Intuit is also laying off a bunch of executives in order to “continue increasing our velocity of decision making.”

Intuit isn’t the only one pushing people into the unemployment line. Masses of people have been laid off elsewhere in the tech industry this year and in 2023, with companies like Google and Microsoft engaging in their own massive bloodbaths — often inextricably linked to their own forays into AI.

Business Disrupted

A report from Ars Technica suggests that Intuit using AI as a explanation for the layoffs is just a ruse to eliminate underperforming staff.

But other forces are likely at play as well.

This year, untold numbers of American taxpayers used a free government service, Direct File, to file their taxes instead of using commercial providers like TurboTax. For this past tax season, about 19 million people were eligible to use this new pilot service — a direct threat to Intuit’s core business.

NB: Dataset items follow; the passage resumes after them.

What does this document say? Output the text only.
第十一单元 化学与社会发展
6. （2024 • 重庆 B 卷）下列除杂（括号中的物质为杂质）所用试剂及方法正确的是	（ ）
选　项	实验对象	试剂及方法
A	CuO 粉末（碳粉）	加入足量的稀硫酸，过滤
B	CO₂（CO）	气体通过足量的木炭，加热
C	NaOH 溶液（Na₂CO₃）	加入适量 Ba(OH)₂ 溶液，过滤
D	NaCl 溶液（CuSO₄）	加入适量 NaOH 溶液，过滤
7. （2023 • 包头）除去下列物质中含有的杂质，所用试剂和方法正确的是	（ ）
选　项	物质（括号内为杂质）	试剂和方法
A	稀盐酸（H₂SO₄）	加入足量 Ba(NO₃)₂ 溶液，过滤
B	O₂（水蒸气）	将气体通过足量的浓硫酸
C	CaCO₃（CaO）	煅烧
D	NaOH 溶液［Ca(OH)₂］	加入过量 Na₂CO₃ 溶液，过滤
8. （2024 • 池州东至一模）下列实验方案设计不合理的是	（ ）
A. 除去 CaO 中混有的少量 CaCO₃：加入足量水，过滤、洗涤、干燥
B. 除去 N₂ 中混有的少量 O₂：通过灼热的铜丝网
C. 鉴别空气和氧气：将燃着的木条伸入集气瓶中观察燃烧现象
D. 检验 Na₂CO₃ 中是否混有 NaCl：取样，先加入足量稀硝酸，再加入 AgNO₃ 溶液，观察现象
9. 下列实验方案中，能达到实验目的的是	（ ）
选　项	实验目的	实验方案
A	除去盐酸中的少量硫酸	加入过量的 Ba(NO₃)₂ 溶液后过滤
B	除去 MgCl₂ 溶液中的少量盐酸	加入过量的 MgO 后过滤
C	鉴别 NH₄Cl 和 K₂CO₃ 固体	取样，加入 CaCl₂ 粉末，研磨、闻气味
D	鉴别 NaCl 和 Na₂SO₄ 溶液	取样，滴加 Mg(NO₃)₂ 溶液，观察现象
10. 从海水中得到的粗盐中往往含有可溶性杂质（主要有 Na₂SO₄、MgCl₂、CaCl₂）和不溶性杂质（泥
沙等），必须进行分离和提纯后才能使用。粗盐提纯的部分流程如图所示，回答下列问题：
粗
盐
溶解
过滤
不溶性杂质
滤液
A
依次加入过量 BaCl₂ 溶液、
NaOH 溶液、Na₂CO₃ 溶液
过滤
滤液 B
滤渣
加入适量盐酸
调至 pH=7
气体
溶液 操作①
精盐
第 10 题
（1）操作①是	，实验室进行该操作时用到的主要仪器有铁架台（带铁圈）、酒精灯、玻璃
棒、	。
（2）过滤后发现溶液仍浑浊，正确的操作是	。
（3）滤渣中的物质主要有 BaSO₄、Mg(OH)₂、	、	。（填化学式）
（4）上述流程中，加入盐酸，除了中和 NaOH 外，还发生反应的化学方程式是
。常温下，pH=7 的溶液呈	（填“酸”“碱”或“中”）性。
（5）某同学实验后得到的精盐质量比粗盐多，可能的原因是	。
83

For decades, Intuit has lobbied hard against any free online service for filing taxes, even going so far as to say it’s bad for Black people and misleading customers on who’s eligible for its own free version of TurboTax.

Maybe these layoffs at Intuit are really due to AI restructuring and trimming underperforming staff. But we can’t help but think the specter of a free tax service could have scared them into the cullings.